Conto o que me contaram...
Depois de sair na porta de casa, olhar atentamente o horizonte, mirar o comportamento das folhagens secas da mataria, o velho sertanejo entrou na cozinha e começou o seguinte diálogo com sua velha esposa:
“Inté que enfim vai chover. A chuvarada já tá chegano e vai ser de trovoada. De hoje madrugada inté cedinho já se ouve trovejar, se num chegar bem antes. O céu tá escurecido demai e logo se avista relampejar cortando o céu de canto a outro. É chuva muié, é a chuva boa que vem...”.
“E sofrimento tomem, coisa ruim que num quero nem me alembrar...”. Disse a mulher, encorajando o esposo a perguntar: “Mai do que vosmicê tá falano muié? Eu dixe que vem trovoada e ouço que vem tempo ruim. Será que foi isso que vosmicê dixe mermo?”.

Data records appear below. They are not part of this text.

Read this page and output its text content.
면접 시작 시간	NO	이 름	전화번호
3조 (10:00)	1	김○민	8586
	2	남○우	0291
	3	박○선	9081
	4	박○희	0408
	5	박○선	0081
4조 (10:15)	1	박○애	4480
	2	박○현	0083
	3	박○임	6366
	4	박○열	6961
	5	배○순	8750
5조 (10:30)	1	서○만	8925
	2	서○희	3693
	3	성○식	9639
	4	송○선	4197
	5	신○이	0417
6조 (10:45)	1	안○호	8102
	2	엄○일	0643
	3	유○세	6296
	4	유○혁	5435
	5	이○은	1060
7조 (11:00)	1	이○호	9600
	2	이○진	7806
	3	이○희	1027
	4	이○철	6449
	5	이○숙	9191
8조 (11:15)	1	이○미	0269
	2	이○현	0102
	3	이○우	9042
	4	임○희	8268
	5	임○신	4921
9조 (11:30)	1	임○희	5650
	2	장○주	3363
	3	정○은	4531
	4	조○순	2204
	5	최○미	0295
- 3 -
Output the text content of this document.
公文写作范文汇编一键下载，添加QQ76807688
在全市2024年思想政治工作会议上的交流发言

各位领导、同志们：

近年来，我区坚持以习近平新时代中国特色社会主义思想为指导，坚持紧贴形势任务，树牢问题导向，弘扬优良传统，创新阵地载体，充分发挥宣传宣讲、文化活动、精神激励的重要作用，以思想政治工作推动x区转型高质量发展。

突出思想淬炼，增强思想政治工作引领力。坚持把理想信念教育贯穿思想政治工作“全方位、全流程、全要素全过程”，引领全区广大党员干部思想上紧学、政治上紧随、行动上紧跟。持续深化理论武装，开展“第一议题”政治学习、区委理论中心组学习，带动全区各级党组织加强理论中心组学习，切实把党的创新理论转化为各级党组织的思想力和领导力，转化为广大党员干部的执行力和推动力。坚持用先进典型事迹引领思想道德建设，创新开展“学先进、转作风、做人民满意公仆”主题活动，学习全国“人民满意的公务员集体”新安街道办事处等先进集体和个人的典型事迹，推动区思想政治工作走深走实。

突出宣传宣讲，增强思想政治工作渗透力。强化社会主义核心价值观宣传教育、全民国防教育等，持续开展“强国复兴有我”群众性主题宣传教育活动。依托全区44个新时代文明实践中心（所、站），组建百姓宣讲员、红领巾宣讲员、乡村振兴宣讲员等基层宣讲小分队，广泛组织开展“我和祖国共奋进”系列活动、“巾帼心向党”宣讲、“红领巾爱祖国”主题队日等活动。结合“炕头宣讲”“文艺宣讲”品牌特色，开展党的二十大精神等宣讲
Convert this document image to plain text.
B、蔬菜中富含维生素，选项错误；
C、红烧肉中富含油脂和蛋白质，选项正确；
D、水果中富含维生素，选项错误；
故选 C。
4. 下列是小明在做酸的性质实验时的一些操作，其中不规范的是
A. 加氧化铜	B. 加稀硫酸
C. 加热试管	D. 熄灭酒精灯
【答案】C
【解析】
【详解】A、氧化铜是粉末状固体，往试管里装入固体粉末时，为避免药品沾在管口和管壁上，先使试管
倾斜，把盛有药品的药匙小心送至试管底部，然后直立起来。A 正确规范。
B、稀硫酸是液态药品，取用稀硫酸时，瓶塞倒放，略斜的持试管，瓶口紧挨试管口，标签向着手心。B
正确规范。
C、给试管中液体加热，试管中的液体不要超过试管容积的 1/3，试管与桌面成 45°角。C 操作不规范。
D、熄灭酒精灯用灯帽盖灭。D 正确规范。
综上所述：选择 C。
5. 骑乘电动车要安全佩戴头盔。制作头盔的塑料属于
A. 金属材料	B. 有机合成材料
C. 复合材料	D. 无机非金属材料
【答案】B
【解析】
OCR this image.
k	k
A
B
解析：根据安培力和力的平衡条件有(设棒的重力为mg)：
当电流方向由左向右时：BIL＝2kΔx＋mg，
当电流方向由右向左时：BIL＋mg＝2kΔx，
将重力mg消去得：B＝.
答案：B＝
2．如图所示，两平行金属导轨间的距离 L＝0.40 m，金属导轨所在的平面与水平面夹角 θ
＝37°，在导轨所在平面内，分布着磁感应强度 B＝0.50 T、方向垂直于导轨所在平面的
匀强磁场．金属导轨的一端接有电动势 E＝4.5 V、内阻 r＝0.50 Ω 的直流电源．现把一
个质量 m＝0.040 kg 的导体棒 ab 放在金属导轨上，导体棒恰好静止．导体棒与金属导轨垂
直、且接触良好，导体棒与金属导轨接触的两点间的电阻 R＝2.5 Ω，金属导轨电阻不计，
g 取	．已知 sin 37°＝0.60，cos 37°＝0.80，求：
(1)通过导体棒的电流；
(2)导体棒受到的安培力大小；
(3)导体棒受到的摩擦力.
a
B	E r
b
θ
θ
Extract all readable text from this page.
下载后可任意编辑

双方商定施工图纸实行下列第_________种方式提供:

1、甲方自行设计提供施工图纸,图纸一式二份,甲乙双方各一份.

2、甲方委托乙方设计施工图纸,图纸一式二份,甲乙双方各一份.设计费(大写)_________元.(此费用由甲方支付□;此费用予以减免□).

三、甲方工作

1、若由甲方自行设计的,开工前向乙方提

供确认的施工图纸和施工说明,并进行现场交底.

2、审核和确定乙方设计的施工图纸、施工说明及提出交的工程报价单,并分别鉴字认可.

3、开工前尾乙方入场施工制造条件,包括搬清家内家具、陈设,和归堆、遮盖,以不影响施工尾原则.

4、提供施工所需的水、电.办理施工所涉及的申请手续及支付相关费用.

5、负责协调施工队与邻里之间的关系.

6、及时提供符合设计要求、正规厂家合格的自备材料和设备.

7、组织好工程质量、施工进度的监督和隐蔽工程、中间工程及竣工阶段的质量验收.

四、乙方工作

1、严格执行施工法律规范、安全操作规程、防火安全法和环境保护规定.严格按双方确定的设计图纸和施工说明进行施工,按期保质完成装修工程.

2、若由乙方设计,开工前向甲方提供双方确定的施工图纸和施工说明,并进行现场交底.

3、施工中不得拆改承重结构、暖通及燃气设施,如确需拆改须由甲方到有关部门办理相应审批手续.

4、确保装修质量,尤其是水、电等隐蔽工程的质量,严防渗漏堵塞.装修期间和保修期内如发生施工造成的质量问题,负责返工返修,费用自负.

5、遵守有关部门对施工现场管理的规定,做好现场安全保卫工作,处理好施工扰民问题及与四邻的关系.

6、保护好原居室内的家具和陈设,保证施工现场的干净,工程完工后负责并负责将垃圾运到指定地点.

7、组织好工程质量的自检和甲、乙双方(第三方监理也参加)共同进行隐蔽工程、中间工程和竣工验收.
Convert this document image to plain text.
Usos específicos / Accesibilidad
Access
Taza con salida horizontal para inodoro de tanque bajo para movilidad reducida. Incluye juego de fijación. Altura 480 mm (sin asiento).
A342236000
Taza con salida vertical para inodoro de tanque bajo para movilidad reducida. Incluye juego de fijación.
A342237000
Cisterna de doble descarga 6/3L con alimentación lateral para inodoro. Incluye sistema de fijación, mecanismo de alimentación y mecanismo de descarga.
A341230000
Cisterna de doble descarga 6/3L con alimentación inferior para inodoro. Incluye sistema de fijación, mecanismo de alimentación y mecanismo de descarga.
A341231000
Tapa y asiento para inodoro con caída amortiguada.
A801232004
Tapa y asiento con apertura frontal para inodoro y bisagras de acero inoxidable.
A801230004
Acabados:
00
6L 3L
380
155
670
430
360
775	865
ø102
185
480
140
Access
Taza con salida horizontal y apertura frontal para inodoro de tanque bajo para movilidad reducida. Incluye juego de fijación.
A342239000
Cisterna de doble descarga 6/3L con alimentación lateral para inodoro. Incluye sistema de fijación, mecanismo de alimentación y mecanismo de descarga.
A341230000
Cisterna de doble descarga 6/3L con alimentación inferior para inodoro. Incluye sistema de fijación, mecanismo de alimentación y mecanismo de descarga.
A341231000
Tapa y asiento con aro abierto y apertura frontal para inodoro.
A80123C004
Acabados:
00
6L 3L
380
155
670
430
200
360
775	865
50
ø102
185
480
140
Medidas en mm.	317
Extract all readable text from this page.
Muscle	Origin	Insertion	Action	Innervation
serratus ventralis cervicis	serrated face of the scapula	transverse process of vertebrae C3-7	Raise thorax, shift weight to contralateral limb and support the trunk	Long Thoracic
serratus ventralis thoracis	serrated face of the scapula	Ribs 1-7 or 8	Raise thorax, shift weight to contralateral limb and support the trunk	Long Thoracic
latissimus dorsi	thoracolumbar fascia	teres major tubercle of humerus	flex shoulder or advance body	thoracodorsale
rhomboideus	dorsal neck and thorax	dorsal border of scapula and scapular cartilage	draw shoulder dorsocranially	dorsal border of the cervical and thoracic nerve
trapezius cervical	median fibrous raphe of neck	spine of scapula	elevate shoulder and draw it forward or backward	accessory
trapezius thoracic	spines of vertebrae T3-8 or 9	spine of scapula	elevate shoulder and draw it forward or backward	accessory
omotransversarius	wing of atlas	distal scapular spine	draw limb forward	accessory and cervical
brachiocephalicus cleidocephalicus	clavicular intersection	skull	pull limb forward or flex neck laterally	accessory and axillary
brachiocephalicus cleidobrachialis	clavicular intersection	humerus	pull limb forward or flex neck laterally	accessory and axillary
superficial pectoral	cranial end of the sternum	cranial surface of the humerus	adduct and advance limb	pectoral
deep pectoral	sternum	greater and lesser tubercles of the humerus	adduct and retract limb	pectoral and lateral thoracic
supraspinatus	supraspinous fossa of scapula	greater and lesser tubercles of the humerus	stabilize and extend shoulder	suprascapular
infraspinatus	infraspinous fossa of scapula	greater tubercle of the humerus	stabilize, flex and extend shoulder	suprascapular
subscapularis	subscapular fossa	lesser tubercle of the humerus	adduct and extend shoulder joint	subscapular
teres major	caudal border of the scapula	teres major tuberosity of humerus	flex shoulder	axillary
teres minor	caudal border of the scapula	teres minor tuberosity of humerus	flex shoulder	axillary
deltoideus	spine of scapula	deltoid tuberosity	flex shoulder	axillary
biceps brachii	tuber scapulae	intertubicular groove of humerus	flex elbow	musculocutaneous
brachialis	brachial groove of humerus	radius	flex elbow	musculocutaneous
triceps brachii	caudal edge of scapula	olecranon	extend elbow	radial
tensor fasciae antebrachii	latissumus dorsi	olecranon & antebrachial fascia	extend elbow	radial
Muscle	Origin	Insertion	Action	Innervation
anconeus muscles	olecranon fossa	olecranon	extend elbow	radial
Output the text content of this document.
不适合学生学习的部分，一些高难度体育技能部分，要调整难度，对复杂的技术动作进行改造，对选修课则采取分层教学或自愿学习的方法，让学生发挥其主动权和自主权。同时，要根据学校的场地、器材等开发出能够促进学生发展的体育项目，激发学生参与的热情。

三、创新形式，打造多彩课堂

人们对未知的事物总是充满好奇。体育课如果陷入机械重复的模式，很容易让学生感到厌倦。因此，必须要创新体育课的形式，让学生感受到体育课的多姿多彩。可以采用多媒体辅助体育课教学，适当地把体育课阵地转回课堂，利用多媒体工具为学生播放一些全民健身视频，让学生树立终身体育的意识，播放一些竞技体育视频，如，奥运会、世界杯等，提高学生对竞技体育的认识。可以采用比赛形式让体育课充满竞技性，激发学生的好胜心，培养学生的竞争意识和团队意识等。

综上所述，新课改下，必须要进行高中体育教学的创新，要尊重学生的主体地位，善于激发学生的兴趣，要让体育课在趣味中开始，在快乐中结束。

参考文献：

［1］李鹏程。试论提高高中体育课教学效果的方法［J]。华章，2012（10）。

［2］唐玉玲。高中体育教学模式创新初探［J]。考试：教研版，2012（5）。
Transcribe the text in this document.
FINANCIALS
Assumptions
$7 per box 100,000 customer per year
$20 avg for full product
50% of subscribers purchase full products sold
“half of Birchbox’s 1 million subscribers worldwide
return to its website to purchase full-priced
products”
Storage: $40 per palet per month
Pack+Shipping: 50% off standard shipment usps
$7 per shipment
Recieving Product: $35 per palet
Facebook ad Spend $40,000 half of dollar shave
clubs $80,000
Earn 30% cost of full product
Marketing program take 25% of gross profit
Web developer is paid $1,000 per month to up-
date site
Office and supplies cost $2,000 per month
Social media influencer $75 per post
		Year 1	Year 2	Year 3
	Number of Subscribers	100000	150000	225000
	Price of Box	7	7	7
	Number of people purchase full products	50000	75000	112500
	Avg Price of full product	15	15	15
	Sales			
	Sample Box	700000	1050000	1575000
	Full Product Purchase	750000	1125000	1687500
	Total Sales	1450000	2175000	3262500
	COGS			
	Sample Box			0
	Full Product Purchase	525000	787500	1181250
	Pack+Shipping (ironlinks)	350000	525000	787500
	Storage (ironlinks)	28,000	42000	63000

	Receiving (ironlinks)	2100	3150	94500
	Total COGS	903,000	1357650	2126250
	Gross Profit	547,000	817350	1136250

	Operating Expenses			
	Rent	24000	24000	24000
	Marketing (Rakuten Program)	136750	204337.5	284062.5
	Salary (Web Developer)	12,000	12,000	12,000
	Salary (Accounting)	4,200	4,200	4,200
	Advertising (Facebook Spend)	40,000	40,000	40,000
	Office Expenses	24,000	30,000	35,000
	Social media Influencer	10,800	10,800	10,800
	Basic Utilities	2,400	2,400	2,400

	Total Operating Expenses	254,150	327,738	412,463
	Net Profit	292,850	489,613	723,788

E a mulher respondeu, com cara de entristecimento:
“Foi isso mermo meu véio, foi isso mermo. E veja só cuma é a vida de pobre, de gente cuma nóis que vive nessas brenhas sertaneja, na miséria, cercada pela farta de tudo. Já fazia mai de ano que num chove e vai a gente rezar todo dia implorano a Deus e todo os santos pra chuva chegá logo, pra derrubar moiação. E chega o dia que parece que tudo ouve as nossa reza e nossa promessa e o tempo bonito de chuvarada se forma lá em cima. E se vem chuva de trovoada mió ainda, pruque é siná que vai moía muito a terra, vai encher os barrero e os tanque, logo logo vai ter prantação. Mai por outo lado...”.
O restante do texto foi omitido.